Something Missing
An observation about the people who seem to have everything, yet still feel incomplete.
Not everyone who feels incomplete is broken.
Not everyone who feels empty is wounded.
And not everyone who is searching is lost.
Over the years, I have noticed something that never quite fit the explanations I was given.
I have met people with loving families, supportive friends, successful careers, and stable lives who still carried a quiet sadness they could not explain.
Not dramatic sadness.
Not the kind that follows a tragedy.
Just a lingering feeling that something was missing.
The usual answer is that they need healing.
That there must be a childhood wound.
An unresolved trauma.
A buried fear.
And while that is certainly true for some people, I have never been convinced that it explains everyone.
Some people have done the healing.
Some people genuinely had good childhoods.
Some people are not carrying deep resentment toward their parents, their past, or themselves.
Yet the feeling remains.
I have often wondered whether we are too quick to assume that every emptiness is a wound.
What if some forms of longing have nothing to do with damage?
What if some people are not grieving something that happened to them, but something that is absent from them?
I know that sounds strange.
As someone who prefers evidence to fantasy, I have always struggled with explanations that require blind belief.
I am the type of person who wants facts, proof, and a reasonable explanation for what I am experiencing.
Yet this question continued to follow me.

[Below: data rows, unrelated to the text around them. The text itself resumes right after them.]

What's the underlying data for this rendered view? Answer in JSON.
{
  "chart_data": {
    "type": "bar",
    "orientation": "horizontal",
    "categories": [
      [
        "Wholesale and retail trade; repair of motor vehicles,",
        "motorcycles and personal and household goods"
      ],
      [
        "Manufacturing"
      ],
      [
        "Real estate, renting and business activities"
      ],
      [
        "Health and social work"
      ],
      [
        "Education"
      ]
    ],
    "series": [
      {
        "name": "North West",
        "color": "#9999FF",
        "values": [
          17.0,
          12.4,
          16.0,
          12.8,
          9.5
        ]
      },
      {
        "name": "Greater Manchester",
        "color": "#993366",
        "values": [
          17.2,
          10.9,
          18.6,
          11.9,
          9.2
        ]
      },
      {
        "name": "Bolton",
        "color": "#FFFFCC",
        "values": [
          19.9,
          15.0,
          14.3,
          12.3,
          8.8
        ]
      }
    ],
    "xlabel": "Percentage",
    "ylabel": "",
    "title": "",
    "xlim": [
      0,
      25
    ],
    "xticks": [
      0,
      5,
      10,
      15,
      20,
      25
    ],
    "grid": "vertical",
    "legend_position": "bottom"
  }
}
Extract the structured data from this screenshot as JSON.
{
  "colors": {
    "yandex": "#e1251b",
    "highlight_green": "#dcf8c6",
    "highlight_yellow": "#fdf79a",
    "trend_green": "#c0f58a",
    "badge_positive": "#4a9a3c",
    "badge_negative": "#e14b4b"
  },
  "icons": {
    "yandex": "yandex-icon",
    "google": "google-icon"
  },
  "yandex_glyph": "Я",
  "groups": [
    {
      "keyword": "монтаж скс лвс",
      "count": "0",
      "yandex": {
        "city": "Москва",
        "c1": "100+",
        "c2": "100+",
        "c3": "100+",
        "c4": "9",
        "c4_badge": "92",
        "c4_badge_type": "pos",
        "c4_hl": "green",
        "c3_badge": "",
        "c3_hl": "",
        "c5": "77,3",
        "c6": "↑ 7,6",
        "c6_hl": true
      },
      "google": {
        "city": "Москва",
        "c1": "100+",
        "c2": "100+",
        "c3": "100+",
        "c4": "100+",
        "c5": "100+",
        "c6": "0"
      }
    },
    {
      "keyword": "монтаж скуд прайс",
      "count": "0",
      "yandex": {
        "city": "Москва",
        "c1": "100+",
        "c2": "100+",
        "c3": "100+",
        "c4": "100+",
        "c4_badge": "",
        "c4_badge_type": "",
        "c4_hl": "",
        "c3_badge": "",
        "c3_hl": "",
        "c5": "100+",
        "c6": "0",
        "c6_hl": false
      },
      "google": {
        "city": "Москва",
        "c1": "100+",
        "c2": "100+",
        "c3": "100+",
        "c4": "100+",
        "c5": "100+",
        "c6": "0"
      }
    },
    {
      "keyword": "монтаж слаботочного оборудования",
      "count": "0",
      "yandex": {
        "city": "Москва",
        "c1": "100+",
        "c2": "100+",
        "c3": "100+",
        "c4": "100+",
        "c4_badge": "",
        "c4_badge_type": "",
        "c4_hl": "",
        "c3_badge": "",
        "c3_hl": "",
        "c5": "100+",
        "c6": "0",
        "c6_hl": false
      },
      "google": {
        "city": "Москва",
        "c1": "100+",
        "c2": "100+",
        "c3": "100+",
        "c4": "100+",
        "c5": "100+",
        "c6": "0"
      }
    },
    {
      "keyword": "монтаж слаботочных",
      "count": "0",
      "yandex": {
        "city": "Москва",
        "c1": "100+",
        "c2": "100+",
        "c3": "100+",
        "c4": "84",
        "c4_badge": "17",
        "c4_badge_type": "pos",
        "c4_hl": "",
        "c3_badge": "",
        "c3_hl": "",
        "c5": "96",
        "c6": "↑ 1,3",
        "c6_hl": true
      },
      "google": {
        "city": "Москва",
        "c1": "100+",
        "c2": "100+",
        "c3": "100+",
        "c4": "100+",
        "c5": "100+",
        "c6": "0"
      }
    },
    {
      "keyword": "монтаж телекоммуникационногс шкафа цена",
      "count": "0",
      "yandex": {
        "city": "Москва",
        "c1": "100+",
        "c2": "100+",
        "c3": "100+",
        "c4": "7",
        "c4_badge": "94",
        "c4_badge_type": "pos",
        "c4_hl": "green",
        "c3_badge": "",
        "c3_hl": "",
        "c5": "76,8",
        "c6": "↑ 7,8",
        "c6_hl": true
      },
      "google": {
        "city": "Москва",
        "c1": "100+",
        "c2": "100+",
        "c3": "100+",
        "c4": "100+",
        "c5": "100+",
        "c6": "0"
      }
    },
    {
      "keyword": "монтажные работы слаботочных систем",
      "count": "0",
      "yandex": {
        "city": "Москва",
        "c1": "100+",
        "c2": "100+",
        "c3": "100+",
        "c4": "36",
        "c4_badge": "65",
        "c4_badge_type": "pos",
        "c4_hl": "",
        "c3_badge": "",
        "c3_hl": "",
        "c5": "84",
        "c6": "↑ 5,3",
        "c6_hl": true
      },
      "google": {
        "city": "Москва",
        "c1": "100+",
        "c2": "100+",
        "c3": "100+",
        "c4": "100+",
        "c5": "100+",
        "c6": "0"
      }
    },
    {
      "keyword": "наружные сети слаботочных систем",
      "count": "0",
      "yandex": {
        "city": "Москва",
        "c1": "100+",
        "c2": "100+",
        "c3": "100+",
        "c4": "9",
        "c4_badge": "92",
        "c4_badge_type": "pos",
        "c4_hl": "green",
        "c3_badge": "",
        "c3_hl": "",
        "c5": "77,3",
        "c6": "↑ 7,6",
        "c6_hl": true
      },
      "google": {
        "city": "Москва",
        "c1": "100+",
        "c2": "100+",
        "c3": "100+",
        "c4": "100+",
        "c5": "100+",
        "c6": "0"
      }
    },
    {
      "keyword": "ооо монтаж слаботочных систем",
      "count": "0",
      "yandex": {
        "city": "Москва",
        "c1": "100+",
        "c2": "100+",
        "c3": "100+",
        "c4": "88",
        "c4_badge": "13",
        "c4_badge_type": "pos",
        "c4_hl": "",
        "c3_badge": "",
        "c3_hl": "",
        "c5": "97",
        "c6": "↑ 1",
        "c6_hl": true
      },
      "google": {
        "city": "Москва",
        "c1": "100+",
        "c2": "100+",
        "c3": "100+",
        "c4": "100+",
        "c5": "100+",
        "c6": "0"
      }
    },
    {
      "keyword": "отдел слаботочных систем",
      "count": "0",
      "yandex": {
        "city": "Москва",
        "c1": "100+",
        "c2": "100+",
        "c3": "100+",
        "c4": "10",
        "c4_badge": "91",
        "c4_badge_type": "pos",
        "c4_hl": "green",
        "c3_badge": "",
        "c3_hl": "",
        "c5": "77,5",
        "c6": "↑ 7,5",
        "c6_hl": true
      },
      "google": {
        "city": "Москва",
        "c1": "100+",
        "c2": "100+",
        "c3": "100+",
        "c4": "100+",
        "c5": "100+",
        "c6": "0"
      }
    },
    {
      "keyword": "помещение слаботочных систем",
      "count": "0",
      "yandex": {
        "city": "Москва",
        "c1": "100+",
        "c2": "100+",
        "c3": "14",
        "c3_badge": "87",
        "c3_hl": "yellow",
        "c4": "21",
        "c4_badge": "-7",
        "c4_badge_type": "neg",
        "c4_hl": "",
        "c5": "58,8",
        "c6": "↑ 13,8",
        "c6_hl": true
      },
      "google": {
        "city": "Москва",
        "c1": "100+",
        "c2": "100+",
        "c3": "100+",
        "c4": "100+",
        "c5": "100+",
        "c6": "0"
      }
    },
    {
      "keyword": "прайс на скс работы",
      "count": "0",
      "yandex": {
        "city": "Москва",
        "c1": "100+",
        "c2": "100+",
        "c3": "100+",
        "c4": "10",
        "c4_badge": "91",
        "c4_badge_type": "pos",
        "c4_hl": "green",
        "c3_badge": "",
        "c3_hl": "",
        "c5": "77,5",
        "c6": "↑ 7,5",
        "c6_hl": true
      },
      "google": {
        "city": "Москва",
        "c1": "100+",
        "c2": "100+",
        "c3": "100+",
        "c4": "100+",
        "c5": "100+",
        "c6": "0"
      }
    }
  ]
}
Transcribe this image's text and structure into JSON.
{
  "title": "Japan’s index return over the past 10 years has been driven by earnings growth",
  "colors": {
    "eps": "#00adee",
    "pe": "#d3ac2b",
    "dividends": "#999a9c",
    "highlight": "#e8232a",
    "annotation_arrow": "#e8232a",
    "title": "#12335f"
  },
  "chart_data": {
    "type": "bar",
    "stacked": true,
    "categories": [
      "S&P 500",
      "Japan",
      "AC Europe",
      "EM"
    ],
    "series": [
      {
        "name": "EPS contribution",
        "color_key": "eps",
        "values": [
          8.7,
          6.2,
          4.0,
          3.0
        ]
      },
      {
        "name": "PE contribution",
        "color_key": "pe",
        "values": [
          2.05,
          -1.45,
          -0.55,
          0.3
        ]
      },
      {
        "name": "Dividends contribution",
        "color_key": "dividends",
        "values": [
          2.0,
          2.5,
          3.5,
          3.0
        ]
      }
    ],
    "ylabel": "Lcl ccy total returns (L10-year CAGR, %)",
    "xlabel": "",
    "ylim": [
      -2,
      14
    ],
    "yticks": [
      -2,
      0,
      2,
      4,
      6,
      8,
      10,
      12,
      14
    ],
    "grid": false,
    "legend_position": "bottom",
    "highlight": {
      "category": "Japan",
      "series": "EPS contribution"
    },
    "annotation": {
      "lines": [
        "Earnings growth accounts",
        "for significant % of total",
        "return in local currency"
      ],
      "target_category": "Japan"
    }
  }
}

Why do some people feel as though something is missing even when nothing appears to be missing at all?
I think about people who seem drawn to love stories long before they ever experience love themselves.
People who spend years feeling homesick for a place they have never been.
People who feel a longing they cannot name and a grief they cannot trace back to any particular event.
I think about people who have everything society tells them should make them happy, yet still feel as though they are waiting for something.
Or someone.
Maybe the answer is psychological.
Maybe it is spiritual.
Maybe it is something we do not yet understand.
I do not claim to know.
I only know that I have observed this pattern too many times to ignore it.
Perhaps not every emptiness comes from trauma.
Perhaps not every longing comes from a wound.
And perhaps some people spend their lives searching for something they cannot explain because the thing they are searching for has never been present in the first place.
This is only a theory.
But it is one I have spent a long time thinking about.